State BJP spokesperson Sunil Sethi on Tuesday said the PDP underestimated the BJP in thinking that the PDP will have its ways in all matters.


“The door has been rightly shown to it and all forces inimical to national interest,” he said. “The decision of the BJP to pull out of the government is well-thought in the given circumstances, as continuation of the alliance anymore would have hurt the national interest. Insistence of PDP on extension of ceasefire and its soft approach towards militants, Pakistan and separatists was only hurting the nationalistic sentiments not only in Jammu and Kashmir but in the whole country,” he added.  

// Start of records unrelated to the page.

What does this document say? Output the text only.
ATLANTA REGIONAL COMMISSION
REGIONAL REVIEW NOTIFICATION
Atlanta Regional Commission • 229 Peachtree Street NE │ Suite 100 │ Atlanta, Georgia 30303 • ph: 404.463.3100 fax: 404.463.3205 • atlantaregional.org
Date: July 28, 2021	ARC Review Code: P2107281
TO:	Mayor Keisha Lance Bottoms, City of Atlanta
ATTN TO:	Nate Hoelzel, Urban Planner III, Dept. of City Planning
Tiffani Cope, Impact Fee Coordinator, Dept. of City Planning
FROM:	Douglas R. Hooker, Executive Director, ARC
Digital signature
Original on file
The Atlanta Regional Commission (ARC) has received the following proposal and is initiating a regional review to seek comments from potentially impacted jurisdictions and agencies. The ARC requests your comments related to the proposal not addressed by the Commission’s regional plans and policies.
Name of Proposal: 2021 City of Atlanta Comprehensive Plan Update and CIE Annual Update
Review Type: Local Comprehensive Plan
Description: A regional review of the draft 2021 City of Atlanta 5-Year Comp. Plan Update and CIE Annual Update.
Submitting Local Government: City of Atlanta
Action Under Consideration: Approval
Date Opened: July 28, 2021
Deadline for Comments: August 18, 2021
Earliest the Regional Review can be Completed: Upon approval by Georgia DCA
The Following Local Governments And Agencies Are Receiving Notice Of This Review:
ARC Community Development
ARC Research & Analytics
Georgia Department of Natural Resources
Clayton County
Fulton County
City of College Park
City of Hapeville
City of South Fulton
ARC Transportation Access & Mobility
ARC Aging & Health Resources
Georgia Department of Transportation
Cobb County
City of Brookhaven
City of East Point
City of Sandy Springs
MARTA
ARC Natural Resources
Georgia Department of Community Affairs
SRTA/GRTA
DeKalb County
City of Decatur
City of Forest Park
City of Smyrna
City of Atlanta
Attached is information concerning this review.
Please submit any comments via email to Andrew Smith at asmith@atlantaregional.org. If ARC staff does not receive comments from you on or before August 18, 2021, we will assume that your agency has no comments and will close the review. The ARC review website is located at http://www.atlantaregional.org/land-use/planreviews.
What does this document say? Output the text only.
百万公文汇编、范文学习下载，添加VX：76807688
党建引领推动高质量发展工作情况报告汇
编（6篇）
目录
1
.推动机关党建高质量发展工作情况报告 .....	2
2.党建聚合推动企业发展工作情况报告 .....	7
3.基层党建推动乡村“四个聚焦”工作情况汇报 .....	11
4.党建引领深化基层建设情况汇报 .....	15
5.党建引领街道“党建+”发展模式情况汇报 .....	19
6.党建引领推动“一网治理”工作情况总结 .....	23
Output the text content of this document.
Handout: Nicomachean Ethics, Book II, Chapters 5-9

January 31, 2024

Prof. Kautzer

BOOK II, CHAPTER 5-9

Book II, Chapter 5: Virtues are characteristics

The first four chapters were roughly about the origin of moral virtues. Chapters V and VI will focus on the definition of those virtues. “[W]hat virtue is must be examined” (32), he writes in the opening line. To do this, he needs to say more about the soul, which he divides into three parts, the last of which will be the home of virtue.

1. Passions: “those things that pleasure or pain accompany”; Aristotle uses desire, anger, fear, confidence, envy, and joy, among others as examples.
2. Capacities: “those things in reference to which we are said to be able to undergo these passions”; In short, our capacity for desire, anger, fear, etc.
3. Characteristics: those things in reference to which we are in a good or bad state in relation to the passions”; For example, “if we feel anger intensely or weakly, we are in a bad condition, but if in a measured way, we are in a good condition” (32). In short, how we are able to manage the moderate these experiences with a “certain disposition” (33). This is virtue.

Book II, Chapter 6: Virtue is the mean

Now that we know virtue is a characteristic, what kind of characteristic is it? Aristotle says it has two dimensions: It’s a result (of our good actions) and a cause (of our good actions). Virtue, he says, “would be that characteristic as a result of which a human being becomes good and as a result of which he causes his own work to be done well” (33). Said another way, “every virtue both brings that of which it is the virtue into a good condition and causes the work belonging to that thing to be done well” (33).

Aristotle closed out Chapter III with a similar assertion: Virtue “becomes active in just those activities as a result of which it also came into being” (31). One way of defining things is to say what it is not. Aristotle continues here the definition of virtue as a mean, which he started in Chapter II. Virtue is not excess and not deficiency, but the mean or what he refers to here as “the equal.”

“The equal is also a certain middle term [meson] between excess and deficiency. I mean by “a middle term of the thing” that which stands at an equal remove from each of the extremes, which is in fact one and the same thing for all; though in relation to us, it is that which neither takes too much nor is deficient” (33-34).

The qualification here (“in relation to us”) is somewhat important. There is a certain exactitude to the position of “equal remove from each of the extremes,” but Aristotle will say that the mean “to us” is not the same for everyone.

According to professor Hari Om, a political commentator based in Jammu, the credibility of the BJP has been eroded in the state and there are few options left for the party to regain it before 2019.

“The case of illegal Rohingya refugees staying in Jammu, inquiry by the J&K crime branch and demand for a CBI inquiry in the Kathua case were the last nails in the BJP’s coffin. Now if it wants to restore its support base in Jammu, the central government needs to act on these issues,” he said.


Former state chief minister Omar Abdullah called for a conducive atmosphere for elections and said people should be given the opportunity to choose the party they want to run the state. “The way the government was working, it caused a restive situation,” he said.


Mufti on Tuesday submitted her resignation to the Governor, whose rule the BJP is now supporting.